Weibo’s new open source AI model VibeThinker-1.5B outperforms DeepSeek-R1 on a $7,800 post-training budget



Another day in late 2025, another impressive achievement from a Chinese open source artificial intelligence company.

The AI ​​arm of Chinese social networking company Weibo recently released the open source VibeThinker-1.5B. It is a 1.5 billion parameter large language model (LLM) that is a tweaked version of rival Chinese technology company Alibaba’s Qwen2.5-Math-1.5B.

Now, researchers and corporate developers can download and use it for free, even for commercial purposes, under the permissive MIT license on Hugging Face, GitHub, and ModelScope, and technical reports are posted on the open-access scientific publishing site arxiv.org.

Furthermore, despite its compact size, VibeThinker-1.5B achieves benchmark-leading inference performance on math and code tasks, matching or exceeding models hundreds of times its size, and even outperforming Chinese rival DeepSeek’s famous R1 (671 billion parameter model), which made headlines earlier this year, on formal inference benchmarks.

Additionally, it outperforms Mistral AI’s Magistral Medium and is comparable to Anthropic’s Claude Opus 4 and OpenAI’s gpt-oss-20B Medium, but requires less infrastructure and investment.

Also, post-training was done with a budget of only USD 7,800 in computing resources (3900 GPU hours on an Nvidia H800). This is far less than the tens or even hundreds of thousands of dollars typically required to fine-tune a similar or larger model.

However, note that this is not the total cost of model development. The LLM is trained in stages. First, pre-training occurs, where the model learns basic language structures and general knowledge by predicting next words from vast amounts of text from the internet, books, and articles. This gives them fluency, but they don’t really know how to follow instructions or have a conversation.

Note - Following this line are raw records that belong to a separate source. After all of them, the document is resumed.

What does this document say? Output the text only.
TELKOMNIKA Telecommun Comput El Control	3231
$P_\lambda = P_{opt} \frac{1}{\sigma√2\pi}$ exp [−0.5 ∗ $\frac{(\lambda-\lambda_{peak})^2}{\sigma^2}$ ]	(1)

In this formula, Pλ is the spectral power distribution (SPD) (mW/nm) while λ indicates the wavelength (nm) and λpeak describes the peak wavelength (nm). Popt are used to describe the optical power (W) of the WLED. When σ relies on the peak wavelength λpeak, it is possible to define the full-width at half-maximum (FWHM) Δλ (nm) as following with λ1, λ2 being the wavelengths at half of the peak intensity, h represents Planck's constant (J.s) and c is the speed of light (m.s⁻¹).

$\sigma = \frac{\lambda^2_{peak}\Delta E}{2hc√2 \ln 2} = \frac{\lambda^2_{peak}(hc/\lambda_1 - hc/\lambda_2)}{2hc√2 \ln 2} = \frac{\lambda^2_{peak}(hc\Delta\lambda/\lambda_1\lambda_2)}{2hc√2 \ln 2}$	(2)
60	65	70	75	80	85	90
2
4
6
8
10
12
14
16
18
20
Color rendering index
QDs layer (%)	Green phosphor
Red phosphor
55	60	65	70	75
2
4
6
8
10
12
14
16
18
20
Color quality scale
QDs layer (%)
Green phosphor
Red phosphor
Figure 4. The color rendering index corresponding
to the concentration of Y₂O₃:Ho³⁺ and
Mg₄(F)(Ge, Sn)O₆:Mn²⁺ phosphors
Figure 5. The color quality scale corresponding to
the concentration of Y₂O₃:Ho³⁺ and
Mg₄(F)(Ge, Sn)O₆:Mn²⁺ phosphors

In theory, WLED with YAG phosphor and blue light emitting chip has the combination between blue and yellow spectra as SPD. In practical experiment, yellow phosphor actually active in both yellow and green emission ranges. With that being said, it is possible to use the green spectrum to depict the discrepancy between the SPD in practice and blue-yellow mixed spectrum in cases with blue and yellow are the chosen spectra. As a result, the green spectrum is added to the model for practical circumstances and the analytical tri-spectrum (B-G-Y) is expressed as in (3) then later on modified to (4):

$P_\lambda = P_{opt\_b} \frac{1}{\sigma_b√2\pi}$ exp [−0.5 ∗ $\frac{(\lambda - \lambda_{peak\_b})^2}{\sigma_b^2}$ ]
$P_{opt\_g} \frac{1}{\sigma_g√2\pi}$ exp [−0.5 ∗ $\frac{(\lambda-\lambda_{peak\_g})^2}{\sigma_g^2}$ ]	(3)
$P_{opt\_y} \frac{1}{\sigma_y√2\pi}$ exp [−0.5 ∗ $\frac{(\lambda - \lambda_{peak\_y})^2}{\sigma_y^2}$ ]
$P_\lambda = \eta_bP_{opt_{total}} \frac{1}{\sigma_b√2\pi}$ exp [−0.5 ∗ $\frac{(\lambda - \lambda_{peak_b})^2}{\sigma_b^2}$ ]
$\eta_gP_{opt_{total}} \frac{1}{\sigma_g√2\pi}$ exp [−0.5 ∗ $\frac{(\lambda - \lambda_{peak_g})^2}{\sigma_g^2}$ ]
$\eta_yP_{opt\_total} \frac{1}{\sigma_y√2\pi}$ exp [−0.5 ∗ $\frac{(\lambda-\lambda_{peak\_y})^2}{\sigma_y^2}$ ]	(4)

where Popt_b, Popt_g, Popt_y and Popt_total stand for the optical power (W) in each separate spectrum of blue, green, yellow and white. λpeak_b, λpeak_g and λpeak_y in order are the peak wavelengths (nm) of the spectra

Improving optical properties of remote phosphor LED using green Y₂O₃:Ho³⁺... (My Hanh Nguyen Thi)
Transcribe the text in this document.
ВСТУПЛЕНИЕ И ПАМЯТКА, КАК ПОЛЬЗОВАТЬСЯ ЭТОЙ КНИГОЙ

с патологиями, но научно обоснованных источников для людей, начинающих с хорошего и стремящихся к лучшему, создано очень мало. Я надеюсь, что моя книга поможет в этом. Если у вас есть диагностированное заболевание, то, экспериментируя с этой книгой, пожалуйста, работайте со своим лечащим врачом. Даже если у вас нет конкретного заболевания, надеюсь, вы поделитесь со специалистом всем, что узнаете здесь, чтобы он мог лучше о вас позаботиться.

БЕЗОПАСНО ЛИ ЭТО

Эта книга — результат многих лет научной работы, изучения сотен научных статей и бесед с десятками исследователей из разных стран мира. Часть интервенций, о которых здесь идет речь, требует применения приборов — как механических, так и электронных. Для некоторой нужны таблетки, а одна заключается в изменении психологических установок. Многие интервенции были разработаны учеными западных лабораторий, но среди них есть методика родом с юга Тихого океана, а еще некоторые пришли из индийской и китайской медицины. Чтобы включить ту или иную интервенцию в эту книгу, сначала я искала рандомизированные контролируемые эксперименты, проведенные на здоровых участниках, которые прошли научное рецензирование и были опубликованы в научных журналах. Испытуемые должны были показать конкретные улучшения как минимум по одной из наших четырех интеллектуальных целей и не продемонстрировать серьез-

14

Post-training then occurs, using a much smaller, higher-quality dataset (usually a collection of example questions, prompts, and expert-written answers) to teach the model how to respond meaningfully, reason about the problem, and meet human expectations. Still, the cost-effectiveness after training with Weibo’s VibeThinker-1.5B is noteworthy and should be praised.

This open-source release challenges assumptions about the parameter scale, computational intensity, and minimum viable size of high-performance LLMs.

Alternative training approach: spectrum to signal

VibeThinker-1.5B’s performance is not due to scale, but to the training framework behind it, the Spectral Signal Transformation Principle (SSP).

Rather than optimizing a model purely for single-answer correctness (Pass@1), the SSP framework separates supervised fine-tuning (SFT) and reinforcement learning (RL) into two distinct phases with different goals.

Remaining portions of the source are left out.